One of the greatest moments during an Aggie’s time at Texas A&M is the day he or she receives an Aggie Ring. As the most visible sign of the Aggie Network, the Aggie Ring is a unique representation of achievement, as it can only be ordered when an Aggie completes specific academic requirements.

The tradition of the Aggie Ring dates back to 1889, when the first Rings featured the letters “AMC” entwined on the crest. E.C. Jonas, Class of 1894, designed the Aggie Ring that includes many of the same symbols used in today’s design. Slight modifications would be made to the Ring through 1933 when a committee was formed to bring greater standardization and control to the manufacturing of the Ring. As a result, the Aggie Ring has remained mostly unchanged since 1933, with one exception: in 1963, the Texas legislature changed the name of Texas A&M from the Agricultural and Mechanical College of Texas to Texas A&M University, and the name on the Ring was changed accordingly.

Traditionally, students wear the Ring with the class year facing them to signify that their time at A&M is not yet complete. During commencement ceremonies, The Association of Former Students leads a ceremony in which Aggies students turn their Rings around to face the world proudly, just as the Aggie graduate is now ready to face the world.

Every element on the Aggie Ring is symbolic. The top of the Ring features a shield that symbolizes the protection of the good reputation of the alma mater. There are 13 stripes in the shield that symbolize the 13 original states and an Aggie’s patriotism. The five stars found in the shield refer to the five phases of Aggie development: mind or intellect, body, spiritual attainment, emotional poise, and integrity of character. The eagle on the top of the Aggie Ring symbolizes agility and power and ability to reach great heights and ambitions.

One side of the Aggie Ring holds a large star, which symbolizes the seal of the State of Texas, encircled with a wreath of olive and live oak leaves joined together by a ribbon near the bottom of the Ring. The wreath of olive leaves symbolizes achievement and desire for peace, while the live oak leaves symbolize the strength to fight. The leaves are joined at the bottom by an encircling ribbon to show the necessity of joining these traits to accomplish one’s ambition to serve.

The other side of the Aggie Ring contains an ancient cannon, saber, and rifle, symbolizing that the citizens of Texas fought for their land and are determined to defend it.
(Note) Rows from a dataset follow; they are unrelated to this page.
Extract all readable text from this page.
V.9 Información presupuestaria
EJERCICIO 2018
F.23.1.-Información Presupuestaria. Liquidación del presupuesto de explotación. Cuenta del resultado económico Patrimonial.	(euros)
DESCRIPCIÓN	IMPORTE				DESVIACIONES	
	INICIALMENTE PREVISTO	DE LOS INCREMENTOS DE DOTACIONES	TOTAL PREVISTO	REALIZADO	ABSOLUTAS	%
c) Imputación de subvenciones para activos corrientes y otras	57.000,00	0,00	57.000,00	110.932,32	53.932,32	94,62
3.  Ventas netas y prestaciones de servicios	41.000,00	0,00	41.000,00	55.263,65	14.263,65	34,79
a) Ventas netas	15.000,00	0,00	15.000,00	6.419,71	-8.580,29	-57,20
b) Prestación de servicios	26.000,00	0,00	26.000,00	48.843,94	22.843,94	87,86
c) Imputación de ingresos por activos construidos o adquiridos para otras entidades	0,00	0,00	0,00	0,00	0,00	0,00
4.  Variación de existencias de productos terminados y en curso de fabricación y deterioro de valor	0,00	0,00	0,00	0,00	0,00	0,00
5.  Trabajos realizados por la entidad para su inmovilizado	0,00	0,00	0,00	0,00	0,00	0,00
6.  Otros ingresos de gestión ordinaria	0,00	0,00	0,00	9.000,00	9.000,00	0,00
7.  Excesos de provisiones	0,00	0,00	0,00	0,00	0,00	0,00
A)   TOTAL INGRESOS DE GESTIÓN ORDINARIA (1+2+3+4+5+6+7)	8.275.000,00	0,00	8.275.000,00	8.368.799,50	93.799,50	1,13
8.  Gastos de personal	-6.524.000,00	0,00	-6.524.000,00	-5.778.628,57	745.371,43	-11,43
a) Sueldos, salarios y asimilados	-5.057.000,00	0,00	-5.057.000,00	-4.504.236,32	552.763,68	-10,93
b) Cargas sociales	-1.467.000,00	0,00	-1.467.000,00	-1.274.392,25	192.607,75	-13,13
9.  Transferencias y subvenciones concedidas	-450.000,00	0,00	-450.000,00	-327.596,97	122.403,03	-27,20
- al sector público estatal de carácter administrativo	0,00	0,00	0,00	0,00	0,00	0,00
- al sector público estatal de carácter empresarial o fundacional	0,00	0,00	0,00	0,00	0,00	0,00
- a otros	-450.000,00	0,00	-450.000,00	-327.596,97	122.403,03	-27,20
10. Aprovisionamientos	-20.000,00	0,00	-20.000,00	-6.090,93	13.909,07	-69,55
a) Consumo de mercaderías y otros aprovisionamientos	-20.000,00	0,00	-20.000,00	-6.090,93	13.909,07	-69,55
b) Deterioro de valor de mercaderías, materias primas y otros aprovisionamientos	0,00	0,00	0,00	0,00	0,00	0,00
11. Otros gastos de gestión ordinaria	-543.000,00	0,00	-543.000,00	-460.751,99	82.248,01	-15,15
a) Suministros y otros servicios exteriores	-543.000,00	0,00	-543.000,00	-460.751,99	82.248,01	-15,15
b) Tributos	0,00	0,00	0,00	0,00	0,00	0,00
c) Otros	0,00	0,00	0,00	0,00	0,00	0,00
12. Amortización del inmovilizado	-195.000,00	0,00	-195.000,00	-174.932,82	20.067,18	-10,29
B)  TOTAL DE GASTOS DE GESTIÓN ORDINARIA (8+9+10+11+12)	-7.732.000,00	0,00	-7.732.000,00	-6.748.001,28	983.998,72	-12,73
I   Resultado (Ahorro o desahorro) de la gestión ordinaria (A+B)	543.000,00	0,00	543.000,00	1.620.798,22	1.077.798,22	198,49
The saber stands for valor and confidence, while the rifle and cannon stand for a preparedness and defense. The crossed flags of the United States and Texas recognize an Aggie's dual allegiance to both the nation and state.

  • Ring Day

    Aggies receive their Aggie Rings at a special celebration called Aggie Ring Day. Three times a year, thousands of Aggies, family and friends gather at the Clayton W. Williams, Jr. Alumni Center to celebrate achieving an academic milestone by receiving their Aggie Rings. During this celebration, Aggies can enjoy various festivities on the Alumni Center grounds, including taking professional photos at different landmarks, watching student group performances, and more.

  • Ring Dance

    Since its creation in 1936, Ring Dance has come to be as much a part of Aggieland as the many older traditions that have existed as long as the school itself. This dance, held in honor of the senior class, will be for many the last social function of a student’s time in Aggieland.

    Ring Dance features giant replicas of the Aggie Ring, where seniors can take photos and turn their Aggie Rings so that the class year no longer faces them.

    Ring Dance began with one room of entertainment — an orchestra — until 1978. At that time, another entertainment option was made available: a rock band. Over the years, the variety of entertainment has expanded and ranged from Tejano to big band to piano bar to country western.

Aggie Ring statue

Did You Know?

The Clayton W. Williams Jr. Alumni Center features a 12-foot high bronze replica of the Aggie Ring

Aggies Remember

I have never been to an airport or been traveling without running into someone with an Aggie Ring. Each time, there is an instant connection and often a couple of drinks. It's comforting to know I only have to look for a ring to find a friend.

- Matthew Keller ’13

Living in Washington, D.C., the Aggie Ring has taken on a new meaning. Not only is it a reminder of the values and traditions of Aggieland, but it is now an immediate connection to so many others who wear the ring and a great way to muster up conversation and memories from our time in Aggieland.

- Logan Nichols ’10

My Fightin’ Texas Aggie Ring Day was one of the happiest days of my life. I joined what my family calls “The Aggie Ring Power Circle” that day, following in the footsteps of both my grandfathers, parents, and older siblings.

- Shelby Fluker ’14

Receiving my Aggie Ring was a very special moment that I will always treasure. I am a third-generation Aggie, so this was something I had looked forward to sharing with my family for a long time. The wonderful thing about the Aggie Ring is that it is not something I only share with my immediate family, but also with my Aggie Family.